De todos modos, Rita y él se dirigieron al lugar más próximo en busca de intimidad. Sus manos se mantenían ocupadas ya en el taxi, hasta que él le dijo:

—Si sigues haciéndome eso explotaré como el Vesubio, y luego tardaré meses en recuperarme.

—¿Tú? ¡Qué va! —se rió ella, pero desistió.

Por el camino, Chippingham pidió al taxista que se detuviera junto a un quiosco de periódicos. Se bajó y volvió cargado con las primeras ediciones del domingo del New York Times, el Daily News y el Post.

—Bueno, por lo menos ya sé a qué atenerme en cuanto a tu orden de prioridades —observó Rita—. Sólo espero que no pretendas leerlos antes de…

—No, no, después —le aseguró él—. Mucho, mucho después.

Mientras hablaban, Chippingham se preguntaba si llegaría algún día a madurar en su relación con las mujeres. Probablemente no, o, por lo menos, no antes de que se consumiera su libido. Comprendía que algunos hombres envidiarían su virilidad, que a sus cincuenta años en ciernes seguía siendo casi tan poderosa como a los veinticinco. Por otro lado, una efervescencia permanente también tenía sus inconvenientes.

Aunque Rita le tenía excitado en ese momento, como en ocasiones anteriores, y sabía que les esperaba a ambos una velada de placer, sabía también que a las dos o tres horas se preguntaría: ¿Valía realmente la pena? Y en el mismo orden de ideas, también solía preguntarse si sus escarceos amorosos merecían la pena de perder a una esposa a la que quería de veras y, al mismo tiempo, de jugarse su carrera de toda una vida, esto último según le había vaticinado Margot Lloyd-Mason durante su última entrevista en Stonehenge.

¿Por qué lo hacía? En parte, porque nunca había podido resistirse a los jugueteos sexuales cuando surgía la oportunidad, y, en su profesión, tales situaciones se presentaban a menudo. Luego estaba la emoción de la caza, que nunca disminuía, y finalmente la conquista y la satisfacción sexual, tanto de dar como de recibir, ambas igual de importantes.

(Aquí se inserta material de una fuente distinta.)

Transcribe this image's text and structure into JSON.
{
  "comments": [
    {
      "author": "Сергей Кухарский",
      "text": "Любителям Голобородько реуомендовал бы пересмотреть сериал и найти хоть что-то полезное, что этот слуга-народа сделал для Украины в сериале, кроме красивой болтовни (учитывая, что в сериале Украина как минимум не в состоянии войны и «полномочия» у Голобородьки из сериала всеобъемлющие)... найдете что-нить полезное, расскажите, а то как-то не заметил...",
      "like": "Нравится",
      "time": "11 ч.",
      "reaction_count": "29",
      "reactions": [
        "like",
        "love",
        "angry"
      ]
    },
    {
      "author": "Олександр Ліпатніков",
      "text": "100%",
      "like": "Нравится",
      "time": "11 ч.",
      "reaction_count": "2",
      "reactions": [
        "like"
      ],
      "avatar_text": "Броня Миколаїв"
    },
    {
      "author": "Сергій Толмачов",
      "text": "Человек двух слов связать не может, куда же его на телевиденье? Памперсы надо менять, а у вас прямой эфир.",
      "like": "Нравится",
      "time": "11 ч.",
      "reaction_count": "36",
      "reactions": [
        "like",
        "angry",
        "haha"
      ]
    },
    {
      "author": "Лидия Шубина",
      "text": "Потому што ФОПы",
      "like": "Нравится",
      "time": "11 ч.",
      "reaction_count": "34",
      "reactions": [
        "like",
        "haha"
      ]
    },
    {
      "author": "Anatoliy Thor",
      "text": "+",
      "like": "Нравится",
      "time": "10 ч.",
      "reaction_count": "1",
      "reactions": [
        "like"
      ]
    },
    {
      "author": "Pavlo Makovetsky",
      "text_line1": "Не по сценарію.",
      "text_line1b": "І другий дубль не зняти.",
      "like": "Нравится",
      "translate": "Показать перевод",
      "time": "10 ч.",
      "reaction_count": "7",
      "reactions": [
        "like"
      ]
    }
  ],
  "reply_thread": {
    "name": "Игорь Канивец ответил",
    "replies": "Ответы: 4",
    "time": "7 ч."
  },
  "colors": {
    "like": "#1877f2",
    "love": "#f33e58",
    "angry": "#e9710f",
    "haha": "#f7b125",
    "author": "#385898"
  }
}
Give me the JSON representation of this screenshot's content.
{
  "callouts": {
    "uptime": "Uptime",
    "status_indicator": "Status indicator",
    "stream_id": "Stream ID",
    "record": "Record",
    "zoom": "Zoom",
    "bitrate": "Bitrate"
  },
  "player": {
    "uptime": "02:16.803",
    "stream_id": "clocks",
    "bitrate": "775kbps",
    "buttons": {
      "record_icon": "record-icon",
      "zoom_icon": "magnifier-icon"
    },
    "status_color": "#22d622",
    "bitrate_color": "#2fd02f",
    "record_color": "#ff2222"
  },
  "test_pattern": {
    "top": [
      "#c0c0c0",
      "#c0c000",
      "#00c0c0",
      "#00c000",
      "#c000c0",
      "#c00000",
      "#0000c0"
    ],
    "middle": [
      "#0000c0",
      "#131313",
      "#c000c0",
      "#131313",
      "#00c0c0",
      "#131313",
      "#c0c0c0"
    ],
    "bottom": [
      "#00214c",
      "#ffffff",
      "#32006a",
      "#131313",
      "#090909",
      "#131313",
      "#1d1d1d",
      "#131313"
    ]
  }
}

Les Chippingham tenía un cuaderno, celosamente guardado, donde registraba todas sus conquistas sexuales: una lista de nombres en una clave que sólo él podía descifrar. Todos pertenecían a mujeres que le habían gustado y algunos, a mujeres que había amado de veras durante cierto tiempo. El de Rita, recién añadido a su cuaderno, ocupaba el último lugar de una lista de ciento veintisiete. Chippingham intentaba no considerar la libreta un marcador de triunfos, pero en cierto modo lo era.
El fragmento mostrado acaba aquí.